Menurut laporan The Independent pada Kamis (11/2), hal tersebut tercantum dalam sebuah dokumen yang menjelaskan bagaimana para uskup berurusan dengan tuduhan pelecehan anak. Dokumen itu menunjukkan bahwa hanya korban atau keluarga korban yang harus membuat keputusan untuk melaporkan pelecehan anak ke pihak kepolisian.
Dokumen yang baru dirilis oleh Vatikan pada konferensi pers awal bulan ini merupakan bagian dari program pelatihan yang lebih luas untuk uskup yang baru diangkat. Pedoman tentang pelecehan anak telah disampaikan kepada para uskup baru pada September lalu dalam pelatihan tahunan yang diselenggarakan oleh Kongregasi untuk Para Uskup.
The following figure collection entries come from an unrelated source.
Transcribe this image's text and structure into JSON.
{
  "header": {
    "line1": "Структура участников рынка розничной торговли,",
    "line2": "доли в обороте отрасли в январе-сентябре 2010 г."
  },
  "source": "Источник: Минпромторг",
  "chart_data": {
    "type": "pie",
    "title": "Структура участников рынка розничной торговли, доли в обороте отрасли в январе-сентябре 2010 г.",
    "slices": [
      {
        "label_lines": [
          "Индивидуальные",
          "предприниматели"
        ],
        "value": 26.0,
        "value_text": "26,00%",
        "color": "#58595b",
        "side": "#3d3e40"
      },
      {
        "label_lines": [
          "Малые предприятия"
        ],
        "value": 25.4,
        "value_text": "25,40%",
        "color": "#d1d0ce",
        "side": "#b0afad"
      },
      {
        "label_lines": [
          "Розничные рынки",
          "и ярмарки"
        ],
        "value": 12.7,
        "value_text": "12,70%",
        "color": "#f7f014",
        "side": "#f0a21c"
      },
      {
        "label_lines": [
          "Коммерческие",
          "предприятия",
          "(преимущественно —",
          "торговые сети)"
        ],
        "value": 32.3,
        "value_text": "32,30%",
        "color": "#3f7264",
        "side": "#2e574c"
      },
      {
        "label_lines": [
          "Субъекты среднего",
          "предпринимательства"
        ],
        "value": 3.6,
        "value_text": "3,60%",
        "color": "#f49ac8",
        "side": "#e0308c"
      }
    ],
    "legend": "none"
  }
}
Dokumen ini menekankan bahwa tugas uskup hanyalah mengatasi tuduhan pelecehan anak secara internal. Meski demikian, para uskup diminta untuk menyadari hukum setempat.

ADVERTISEMENT

SCROLL TO CONTINUE WITH CONTENT

Rincian tersebut dilaporkan oleh John Allen, editor dari situs berita Katolik, Cruxnow.com.
"Menurut keadaan hukum perdata dari masing-masing negara yang mewajibkan pelaporan pelecehan anak, tidak selalu menjadi tugas uskup untuk melaporkan tersangka kepada pihak berwenang, polisi atau jaksa negara pada saat mereka menyadari tindak kejahatan atau perbuatan dosa," bunyi dokumen tersebut.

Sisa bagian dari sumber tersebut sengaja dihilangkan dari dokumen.